Cavour, a liberal-minded Piedmontese political leader, was an architect of closer Franco-Italian ties and negotiated the Treaty of Turin, which attached Nice and Savoy to France on 24 March 1860. Camillo Benso, Count Cavour, descended from an old Catholic Piedmontese noble family on his father's side; his mother was a Swiss Calvinist. He started his career as an army corps of engineers officer, but his liberal opinions led him to resign in 1835 and he spent the next 20 years on his estate in Levi, turning his interest to his century's innovations: agricultural techniques, machines, the railroad and credit institutions. He founded the Agrarian Association in 1842 and published a study on railroads in Italy in 1846. Cavour's travels enabled him to hone his knowledge of politics and of the French language. In 1847 he founded the newspaper Il Risorgimento, where he campaigned to establish a constitutional monarchy.

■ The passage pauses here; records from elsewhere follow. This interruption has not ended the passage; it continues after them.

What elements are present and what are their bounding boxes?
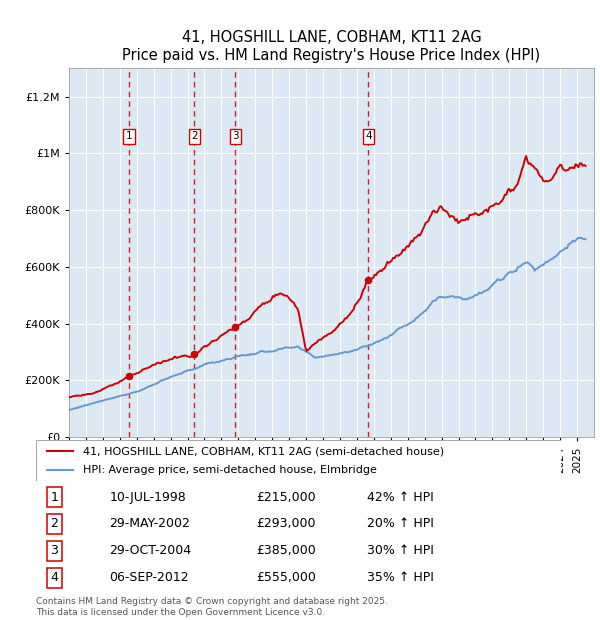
Text: 29-MAY-2002: 29-MAY-2002 (110, 518, 190, 531)
Text: 35% ↑ HPI: 35% ↑ HPI (367, 572, 434, 585)
Text: £385,000: £385,000 (257, 544, 316, 557)
Text: 2: 2 (191, 131, 198, 141)
Title: 41, HOGSHILL LANE, COBHAM, KT11 2AG
Price paid vs. HM Land Registry's House Pric: 41, HOGSHILL LANE, COBHAM, KT11 2AG Pric… (122, 30, 541, 63)
Text: 2: 2 (50, 518, 58, 531)
Text: 42% ↑ HPI: 42% ↑ HPI (367, 490, 433, 503)
Text: 41, HOGSHILL LANE, COBHAM, KT11 2AG (semi-detached house): 41, HOGSHILL LANE, COBHAM, KT11 2AG (sem… (83, 446, 445, 456)
Text: 4: 4 (50, 572, 58, 585)
Text: 29-OCT-2004: 29-OCT-2004 (110, 544, 191, 557)
Text: 1: 1 (50, 490, 58, 503)
Text: Contains HM Land Registry data © Crown copyright and database right 2025.
This d: Contains HM Land Registry data © Crown c… (36, 598, 388, 617)
Text: 20% ↑ HPI: 20% ↑ HPI (367, 518, 434, 531)
FancyBboxPatch shape (36, 440, 561, 480)
Text: 3: 3 (232, 131, 239, 141)
Text: HPI: Average price, semi-detached house, Elmbridge: HPI: Average price, semi-detached house,… (83, 466, 377, 476)
Text: 3: 3 (50, 544, 58, 557)
Text: 10-JUL-1998: 10-JUL-1998 (110, 490, 186, 503)
Text: 4: 4 (365, 131, 372, 141)
Text: 30% ↑ HPI: 30% ↑ HPI (367, 544, 434, 557)
Text: £555,000: £555,000 (257, 572, 316, 585)
Text: £293,000: £293,000 (257, 518, 316, 531)
Text: 1: 1 (125, 131, 132, 141)
Text: 06-SEP-2012: 06-SEP-2012 (110, 572, 189, 585)
Text: £215,000: £215,000 (257, 490, 316, 503)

In 1848, Cavour was elected to Piedmont's parliament as a conservative but anticlerical deputy and held various positions in the government, including minister of agriculture in 1850 and of finance in 1851. That is when he became a leading figure in Piedmont's politics. Cavour campaigned to expand Piedmont at Austria's expense. After Austria defeated Italy in the war of 1849 (Treaty of Milan, August 1849), he concluded that it was necessary to seek outside help to achieve Italian unity under Piedmont's authority. The count thought that Napoleon III's France would be the most reliable ally. He took advantage of the seat that the belligerent powers offered him at the April 1856 Congress of Paris after the Crimean War (a military rather than political and strategic presence) to raise the Italian issue and test the ambitions of French foreign policy. Cavour worked on bringing about closer economic and cultural ties between the two sides. One result of his efforts was that work on the Mont-Cenis tunnel began in 1857. Meanwhile, he was preparing for war against Austria, in particular by turning Alexandria into a fortress and creating the maritime arsenal in La Spezia.

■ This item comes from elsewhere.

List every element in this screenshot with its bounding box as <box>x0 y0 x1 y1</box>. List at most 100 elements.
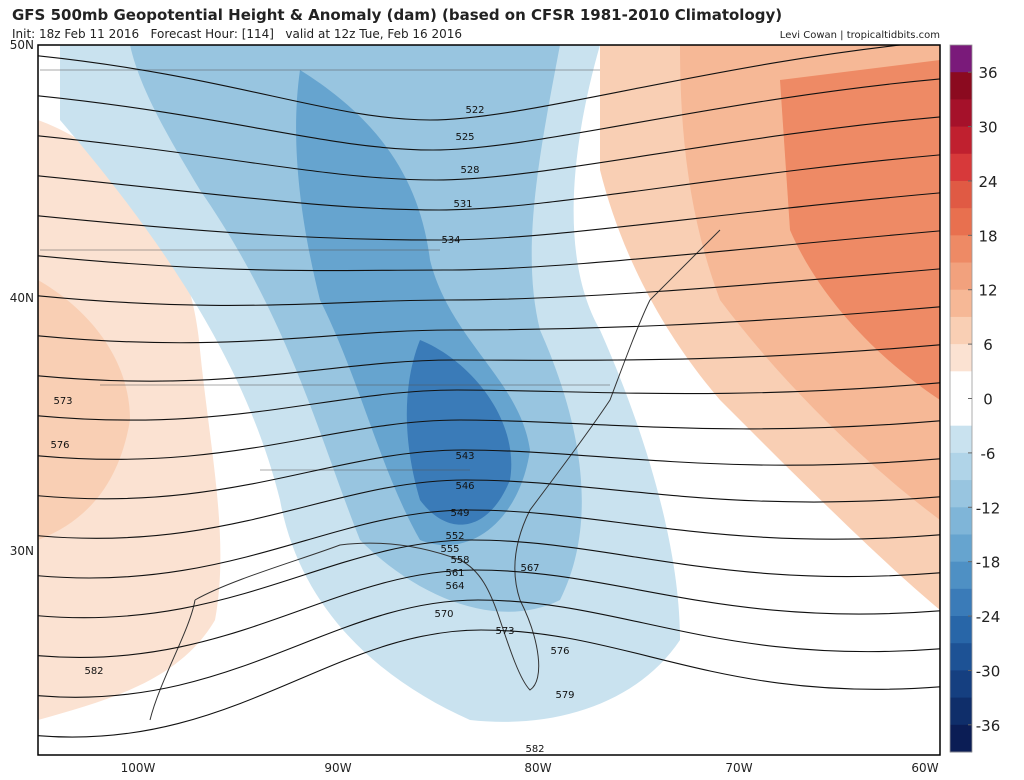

Cavour was Italy's envoy at a seven-hour meeting with Napoleon III in Plombières in July 1858, when he negotiated the details of the Franco-Piedmontese alliance, including the conclusion of a military front against Austria (confirmed in January 1859), the creation of a confederated Italian state, Italy's handover of Nice and Savoy, and Prince Jerome Bonaparte's marriage to the daughter of Victor Emmanuel II, the king of Piedmont. He was personally involved in Italy's march towards freedom from the Austrian yoke and resigned from the Piedmontese parliament in July 1859 after the Franco-Austrian armistice of Villafranca. Victor Emmanuel II won the war and pursued his goal of unifying the peninsula by annexing the insurgent states of central Italy. Cavour was asked to join the government in January 1860, when he was put in charge of negotiating French ratification in return for the handover of Nice and Savoy by referendum (Treaty of Turin, 24 March 1860).

Cavour and Victor Emmanuel II backed Garibaldi's march on Rome in secret because of their concern for how France and Austria would react. After the Roman and Sardinian troops were crushed, the count established Piedmont's laws and administrative systems throughout Italy. On 14 March 1861 he witnessed his work's crowning achievement when Italy's first parliament elected Victor Emmanuel II of Piedmont the king of Italy.